Keywords: seamount    archaeal diversity    community structure    Nitrosopumilales    
1 INTRODUCTION

Archaea is the third life domain, alongside Bacteria and Eukarya (Woese and Fox, 1977; Woese et al., 1990), whose species were once thought to only occur in extreme environments. However, recent molecular biology tools have revealed that Archaea have a wide ecological distribution, in that they occur in freshwater sediments, soils, and other habitats, and they also have important roles in global biogeochemical cycles (Fuhrman et al., 1992; Auguet et al., 2010). In marine environments, Archaea account for nearly 30% of microbial plankton (DeLong, 1992; Karner et al., 2001; Bano et al., 2004), and are one of the most dominant groups of prokaryotes in marine sediments (Wuchter et al., 2006; Roussel et al., 2009; Durbin and Teske, 2010). Archaea have key roles in marine biogeochemical cycles, particularly the carbon and nitrogen cycles, and they also contribute to sulfur cycling in marine sediments (Auguet et al., 2010; Offre et al., 2013; Zhang et al., 2015; Danovaro et al., 2016; He et al., 2016).

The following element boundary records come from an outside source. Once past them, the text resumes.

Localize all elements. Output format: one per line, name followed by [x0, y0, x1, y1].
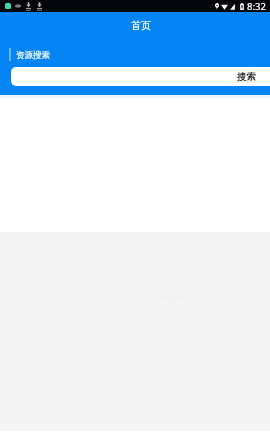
staticText: 搜索 — [237, 71, 256, 83]
staticText: 资源搜索 — [16, 50, 50, 61]
button[interactable]: 搜索 — [231, 67, 270, 86]
staticText: 8:32 — [247, 0, 266, 12]
other: Wi-Fi — [221, 3, 228, 10]
other: Mobile signal — [230, 3, 235, 10]
other: Download — [26, 2, 31, 11]
staticText: 首页 — [131, 19, 151, 32]
other: Download — [37, 2, 42, 11]
other: Notification — [15, 3, 21, 9]
other: Battery — [240, 3, 244, 10]
other: Location — [215, 3, 219, 10]
button[interactable]: 搜索输入框 — [11, 67, 231, 86]
other: App notification — [5, 3, 11, 9]
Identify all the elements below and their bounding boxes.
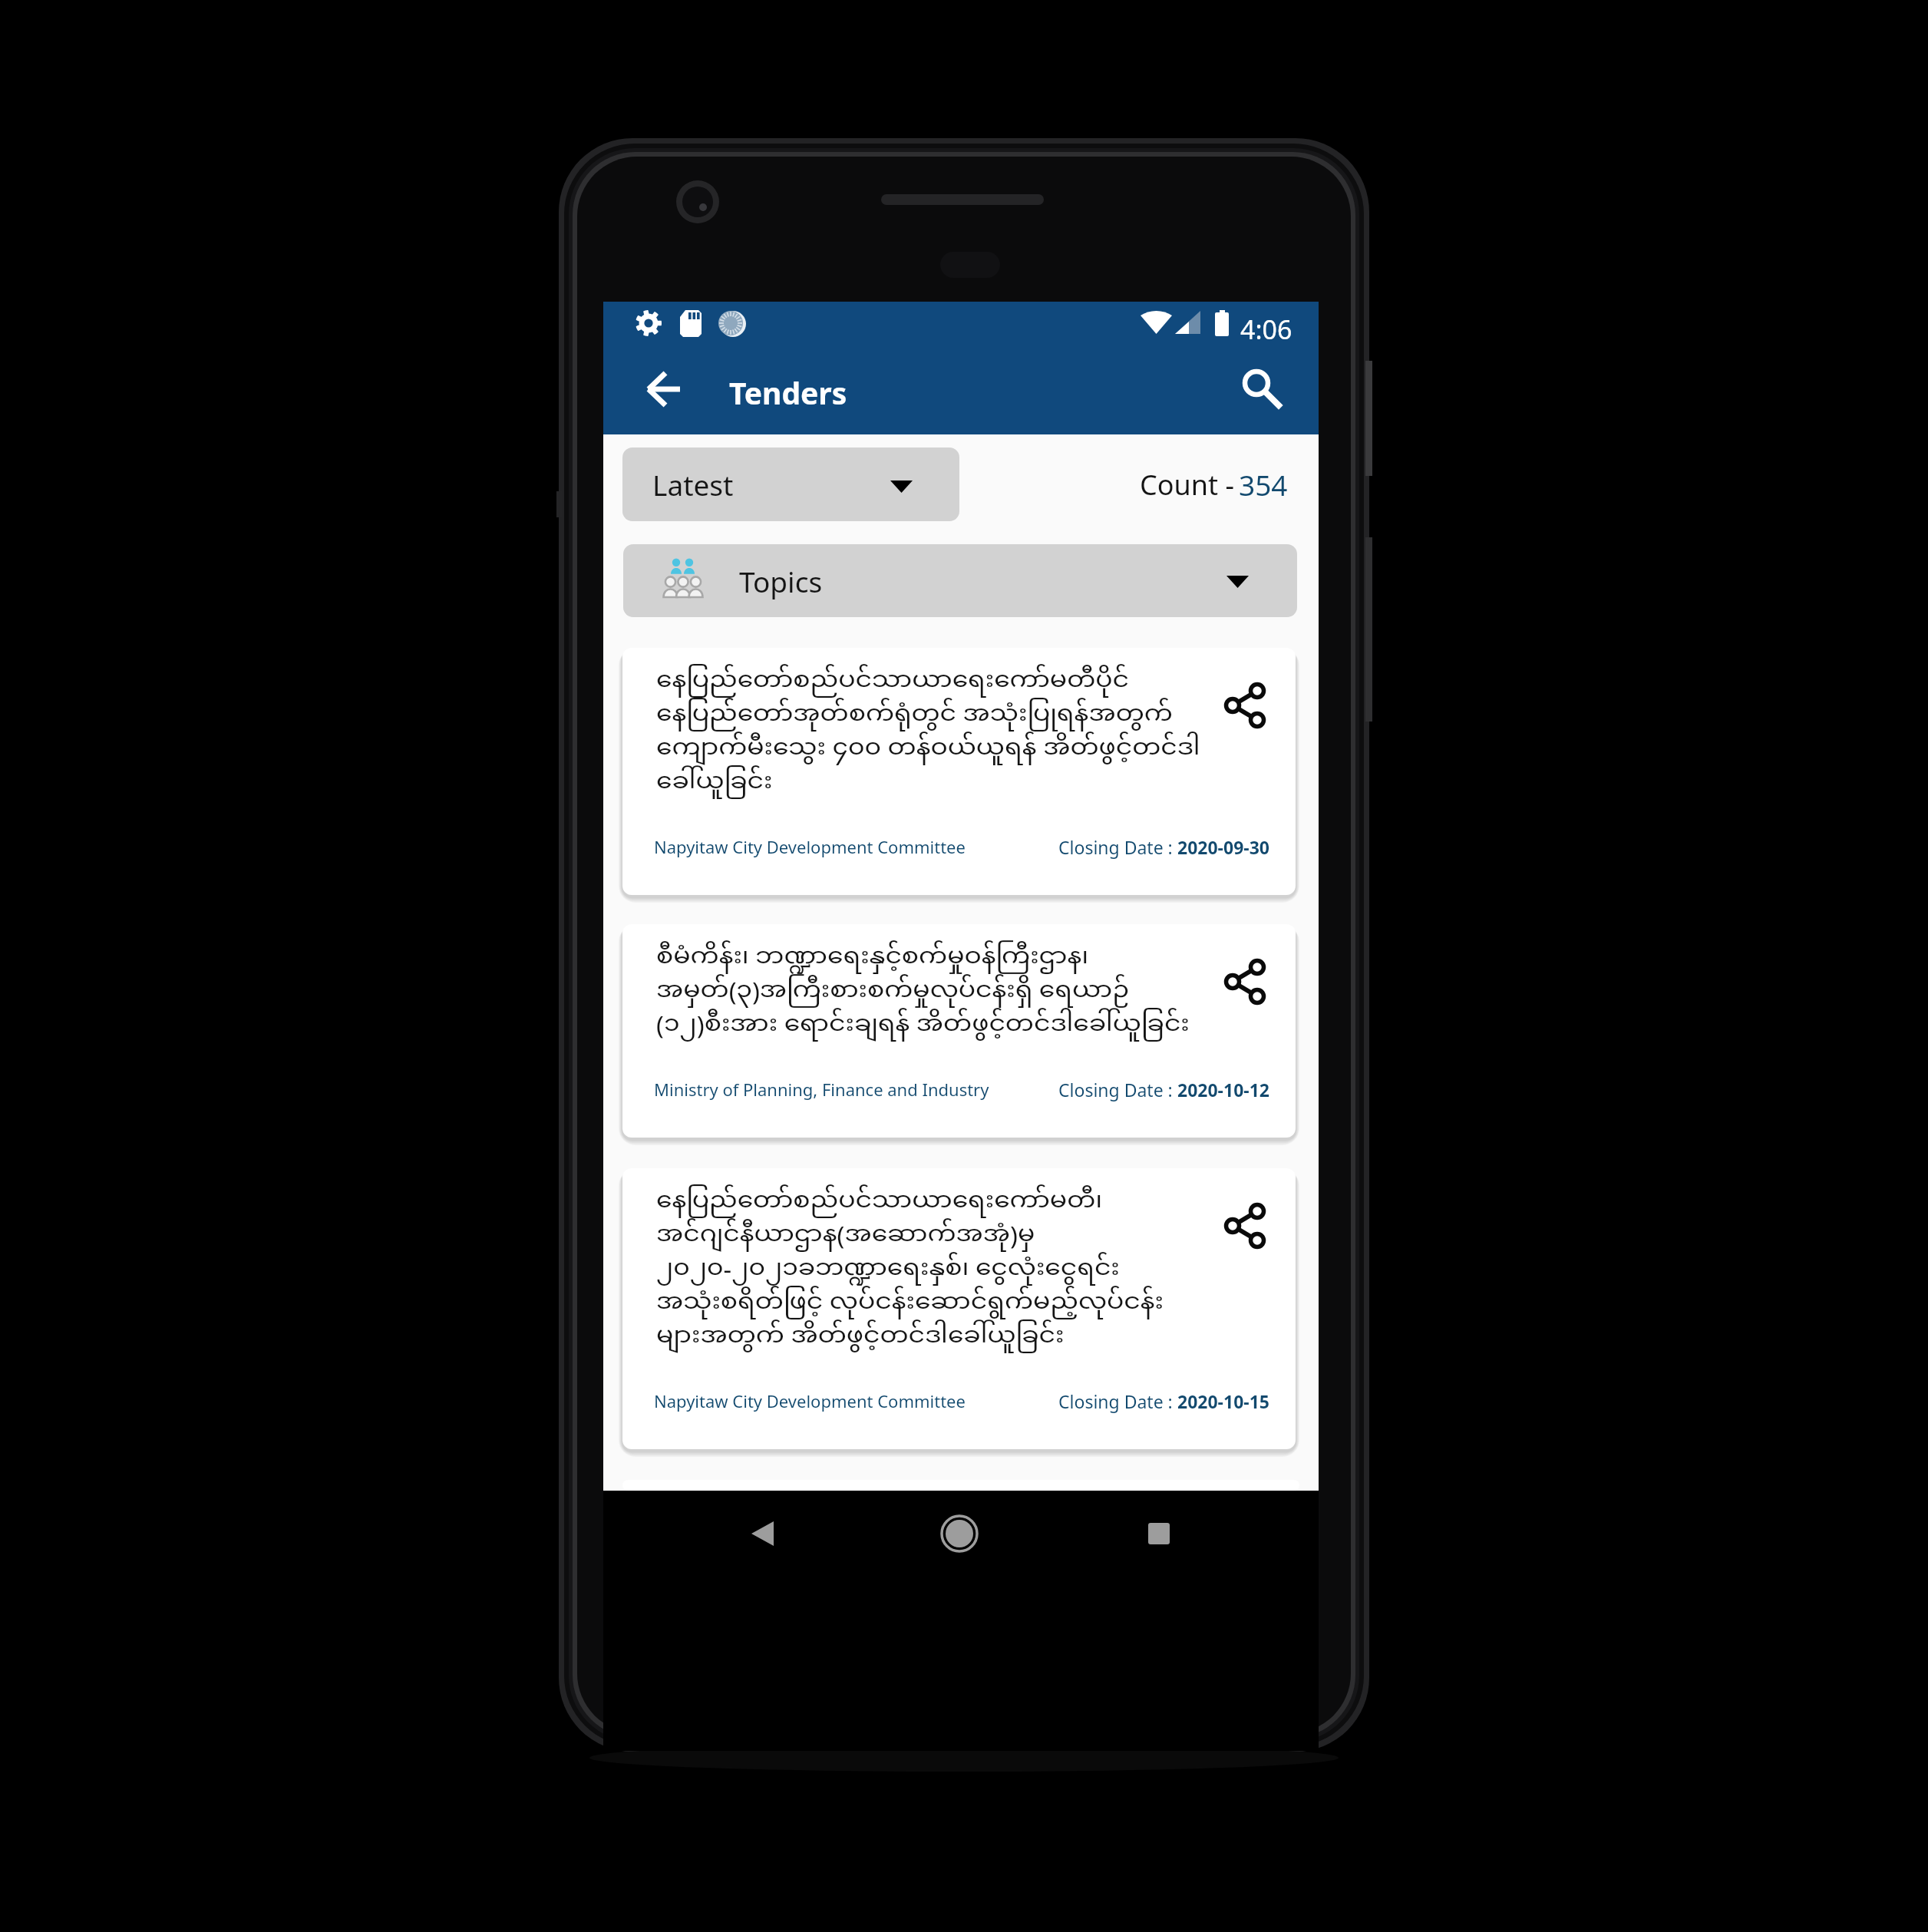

Archaea were first reported in the cold ocean in 1992 (DeLong, 1992; Fuhrman et al., 1992), and this led to the identification of two major groups based on 16S rRNA sequences: Marine Group Ⅰ (MG-Ⅰ, now classified as Nitrosopumilales in Phylum Thaumarchaeota) and Marine Group Ⅱ (MG-Ⅱ, belonging to Phylum Euryarchaeota) (Brochier-Armanet et al., 2008; Zhang et al., 2015; Qin et al., 2017). The MG-Ⅰ are the most abundant and cosmopolitan chemoautotrophic archaea in the marine environment (Bano et al., 2004; Offre et al., 2013). Studies on this group have reported that they can fix inorganic carbon and oxidize ammonia aerobically (Stahl and De La Torre, 2012). Therefore, these species may be responsible for a significant fraction of chemoautotrophic production in the dark ocean and could play a vital role in marine biogeochemical cycles, particularly the carbon and nitrogen cycles, and might be responsible for a significant amount of the primary production in dark ocean ecosystems (Herndl et al., 2005; Tourna et al., 2011; Offre et al., 2013). There is evidence that marine MG-Ⅰ might account for more than 10% of the total prokaryotic production in the ocean (Herndl et al., 2005; Offre et al., 2013). Previous studies have defined different phylogenetic ecotypes of MG-Ⅰ (Massana et al., 2000; Takai et al., 2004; Durbin and Teske, 2012; Jorgensen et al., 2012; Lauer et al., 2016). The MG-Ⅰ.a phylotype is common in shallow seawater and the MG-Ⅰ.c phylotype is common in deep seawater (Massana et al., 2000; Takai et al., 2004). MG-Ⅱ are also abundant in the marine photic zone, which lives heterotrophically, and might play important roles in the long-term storage of dissolved organic carbon (Zhang et al., 2015). Besides, members of Miscellaneous Crenarchaeota Group (MCG) affiliated in phylum Bathyarchaeota were frequently detected in the marine subsurface sediments (Meng et al., 2014; He et al., 2016).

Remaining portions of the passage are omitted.